Multiple species, numerous evolving antigens, and limited natural immunity present many variables for vaccine development. To simplify, this new vaccine targets a single protein in a single species. The P. falciparum species is especially pathogenic and responsible for the majority of deaths, so that’s where this vaccine is focused. And since some of the P. falciparum proteins show high variability possibly to avoid immune responses, only a more conserved protein is used. Incidentally, since single proteins don’t generate as much of an immune response, the vaccine also includes an adjuvant–basically an immune system activating signal–called Matrix-M, a new product also being used in the Novavax vaccine for SARS-CoV-2. This single-protein approach differs from the previous most successful strategy, which used entire dead parasite cells.

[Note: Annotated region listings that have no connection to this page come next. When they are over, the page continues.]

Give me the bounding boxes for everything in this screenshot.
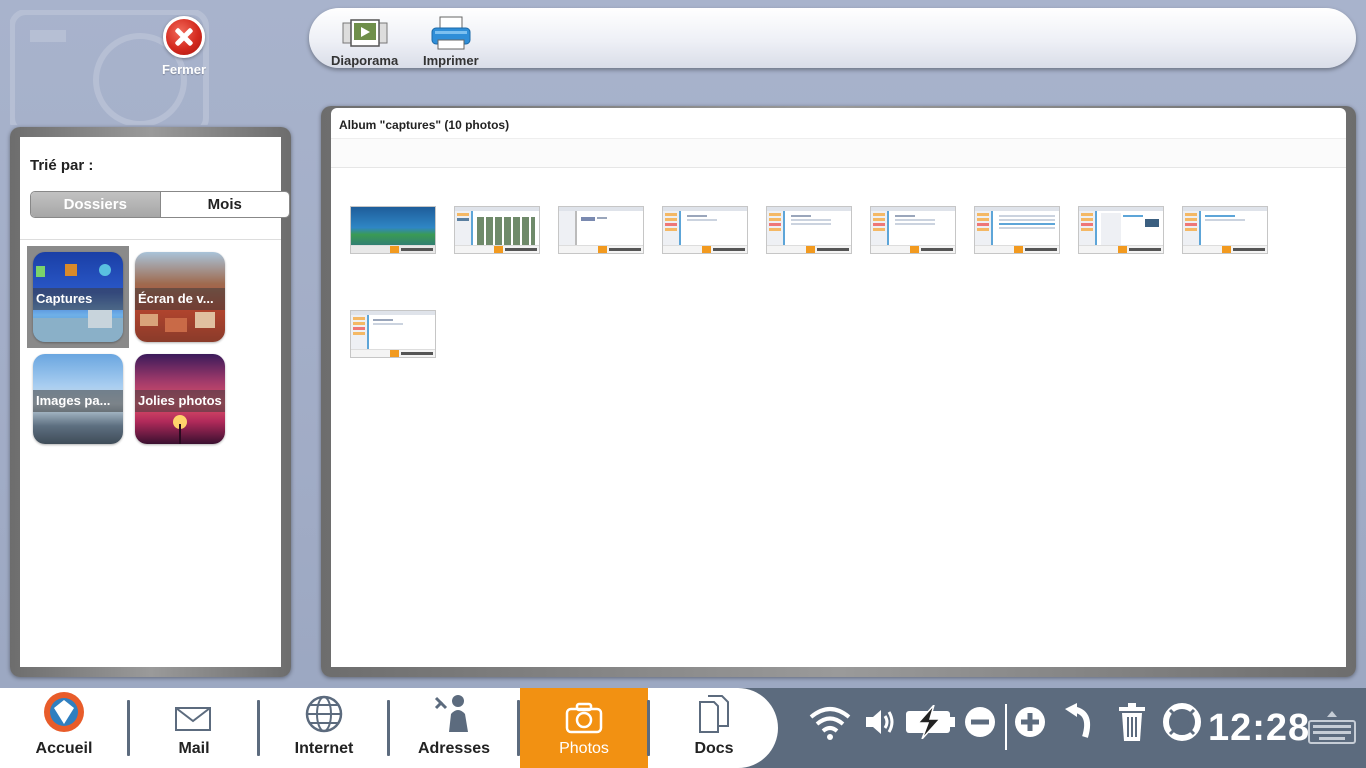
- taskbar-internet[interactable]: Internet: [260, 688, 388, 768]
- wifi-icon: [809, 707, 851, 740]
- camera-icon: [565, 702, 603, 734]
- folder-label: Écran de v...: [135, 288, 225, 310]
- photo-thumbnail[interactable]: [974, 206, 1060, 254]
- keyboard-button[interactable]: [1306, 708, 1358, 748]
- speaker-icon: [866, 710, 894, 734]
- documents-icon: [699, 695, 729, 733]
- taskbar-contacts[interactable]: Adresses: [390, 688, 518, 768]
- taskbar-label: Adresses: [417, 740, 491, 757]
- contacts-icon: [434, 695, 468, 732]
- battery-button[interactable]: [904, 702, 958, 742]
- undo-arrow-icon: [1065, 703, 1091, 738]
- taskbar-label: Accueil: [35, 740, 93, 757]
- photo-thumbnail[interactable]: [350, 206, 436, 254]
- plus-circle-icon: [1015, 707, 1045, 737]
- print-label: Imprimer: [423, 53, 479, 68]
- home-logo-icon: [44, 692, 84, 732]
- sort-toggle: Dossiers Mois: [30, 191, 290, 218]
- volume-button[interactable]: [862, 702, 898, 742]
- top-toolbar: Diaporama Imprimer: [309, 8, 1356, 68]
- undo-button[interactable]: [1062, 702, 1098, 742]
- photo-thumbnail[interactable]: [454, 206, 540, 254]
- taskbar-label: Internet: [294, 740, 354, 757]
- album-panel: Album "captures" (10 photos): [321, 106, 1356, 677]
- trash-icon: [1119, 703, 1145, 741]
- album-title: Album "captures" (10 photos): [339, 118, 510, 132]
- divider: [1005, 704, 1007, 750]
- photo-thumbnail[interactable]: [766, 206, 852, 254]
- slideshow-button[interactable]: Diaporama: [331, 16, 398, 68]
- sort-months-button[interactable]: Mois: [160, 192, 289, 217]
- taskbar-label: Mail: [178, 740, 210, 757]
- slideshow-label: Diaporama: [331, 53, 399, 68]
- taskbar-photos[interactable]: Photos: [520, 688, 648, 768]
- photo-thumbnail[interactable]: [870, 206, 956, 254]
- taskbar: Accueil Mail Internet Adresses Photos Do…: [0, 688, 1366, 768]
- wifi-button[interactable]: [808, 702, 852, 742]
- taskbar-mail[interactable]: Mail: [130, 688, 258, 768]
- folder-captures[interactable]: Captures: [33, 252, 123, 342]
- folder-label: Jolies photos: [135, 390, 225, 412]
- divider: [20, 239, 281, 240]
- sort-folders-button[interactable]: Dossiers: [31, 192, 161, 217]
- taskbar-label: Photos: [559, 740, 609, 757]
- photo-thumbnail[interactable]: [662, 206, 748, 254]
- folder-label: Images pa...: [33, 390, 123, 412]
- photo-thumbnail[interactable]: [350, 310, 436, 358]
- photo-thumbnail[interactable]: [1182, 206, 1268, 254]
- close-button[interactable]: Fermer: [152, 16, 216, 77]
- lifebuoy-icon: [1163, 703, 1201, 741]
- taskbar-apps: Accueil Mail Internet Adresses Photos Do…: [0, 688, 778, 768]
- sort-label: Trié par :: [30, 157, 94, 174]
- close-icon: [163, 16, 205, 58]
- trash-button[interactable]: [1114, 702, 1150, 742]
- album-header-bar: [331, 138, 1346, 168]
- battery-charging-icon: [906, 705, 955, 739]
- minus-circle-icon: [965, 707, 995, 737]
- slideshow-icon: [342, 19, 388, 47]
- close-label: Fermer: [161, 62, 207, 77]
- photo-thumbnail[interactable]: [1078, 206, 1164, 254]
- taskbar-docs[interactable]: Docs: [650, 688, 778, 768]
- taskbar-home[interactable]: Accueil: [0, 688, 128, 768]
- zoom-out-button[interactable]: [962, 702, 998, 742]
- help-button[interactable]: [1162, 702, 1202, 742]
- folder-screensaver[interactable]: Écran de v...: [135, 252, 225, 342]
- zoom-in-button[interactable]: [1012, 702, 1048, 742]
- clock: 12:28: [1208, 707, 1311, 749]
- folder-panel: Trié par : Dossiers Mois Captures Écran: [10, 127, 291, 677]
- print-button[interactable]: Imprimer: [423, 16, 479, 68]
- folder-landscapes[interactable]: Images pa...: [33, 354, 123, 444]
- photo-thumbnail[interactable]: [558, 206, 644, 254]
- folder-pretty-photos[interactable]: Jolies photos: [135, 354, 225, 444]
- folder-label: Captures: [33, 288, 123, 310]
- globe-icon: [305, 695, 343, 733]
- keyboard-icon: [1308, 711, 1356, 744]
- envelope-icon: [175, 707, 211, 731]
- printer-icon: [431, 16, 471, 50]
- taskbar-label: Docs: [694, 740, 734, 757]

Another advantage of this single-protein approach is that the protein can be grown in yeast cells. This means there’s no requirement for human cell cultures as with some other vaccines. For those with ethical concerns about the origins of certain cell cultures, newer vaccines technologies like these represent a meaningful opportunity to decouple from those cultures. Completely eliminating them from the vaccine pipeline is unlikely to happen all at once, but that doesn’t mean we cannot acknowledge and encourage when significant progress occurs. So really, there are two pieces of good news here: the promise of malaria relief for millions and vaccine manufacturing consistent with a broader range of ethical principles.